Powell était encore plus méprisant envers Noriega, "un homme peu attrayant, avec son visage grêlé, ses yeux perçants et perçants et son air arrogant", selon Powell. En rencontrant Noriega, Powell a affirmé avoir « le sentiment rampant que j'étais en présence du mal ».
Il y avait également des informations selon lesquelles Noriega travaillait avec des trafiquants de drogue colombiens. Pourtant, Powell n’a pas affirmé qu’il cherchait à exclure Noriega de la masse salariale américaine. "La politique de la guerre froide faisait parfois des compagnons de lit effrayants", a rationalisé Powell.

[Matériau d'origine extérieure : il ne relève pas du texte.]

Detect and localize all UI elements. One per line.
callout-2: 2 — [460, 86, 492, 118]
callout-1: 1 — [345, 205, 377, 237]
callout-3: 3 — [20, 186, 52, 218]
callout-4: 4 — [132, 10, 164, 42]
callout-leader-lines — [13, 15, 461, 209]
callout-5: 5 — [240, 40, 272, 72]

Le mépris rétrospectif de Powell pour Noriega ne correspond pas non plus à l'enthousiasme que certains amis de Powell au Pentagone avaient exprimé à l'époque pour le Panaméen. L'ami de Powell, Richard Armitage, secrétaire adjoint à la Défense chargé des affaires interaméricaines, a organisé un déjeuner à Washington en novembre 1983, en l'honneur de Noriega. "Les responsables du Pentagone ont accueilli l'arrivée au pouvoir de Noriega avec une grande satisfaction", a noté l'auteur John Dinges.
La visite de Noriega a coïncidé avec un autre problème politique croissant pour l'administration Reagan, le refus d'un Congrès en colère de continuer à financer la guerre des contras au Nicaragua. Les forces rebelles acquéraient une réputation de brutalité, à mesure que des histoires de viols, d'exécutions sommaires et de massacres circulaient jusqu'à Washington. Dirigée par le président O'Neill, la Chambre, contrôlée par les démocrates, a plafonné le financement des contras de la CIA à 24 millions de dollars en 1983, puis a décidé d'interdire complètement l'aide aux contras.
Conflit au Liban
Pendant ce temps, au Moyen-Orient, la politique de Reagan se heurtait à davantage de difficultés. Reagan avait déployé des Marines comme soldats de maintien de la paix à Beyrouth, mais il a également autorisé l'USS New Jersey à bombarder des villages islamiques dans la vallée de la Bekaa, une action qui a tué des civils et provoqué la colère des musulmans chiites.
Le 23 octobre 1983, des militants islamistes ont riposté en envoyant un kamikaze au camion piégé à travers les positions de sécurité américaines et en démolissant une caserne des Marines. Au total, 241 Marines sont morts. "Lorsque les obus ont commencé à tomber sur les chiites, ils ont supposé que "l'arbitre" américain avait pris parti", a écrit Powell plus tard, même s'il n'est pas clair qu'il se soit un jour activement opposé à l'intervention malheureuse au Liban.
Après le bombardement, les Marines américains ont été retirés vers l'USS Guam au large des côtes libanaises. Mais Casey a ordonné des opérations antiterroristes secrètes contre les radicaux islamiques. En représailles, les chiites ont ciblé davantage d’Américains. Une autre bombe a détruit l'ambassade américaine et détruit la majeure partie de la station de la CIA.
Casey a dépêché un officier vétéran de la CIA, William Buckley, pour combler le vide. Mais le 14 mars 1984, Buckley a été chassé des rues de Beyrouth pour affronter la torture et finalement la mort. Les scènes macabres – au Moyen-Orient et en Amérique centrale – ont été tournées vers le scandale Iran-Contra.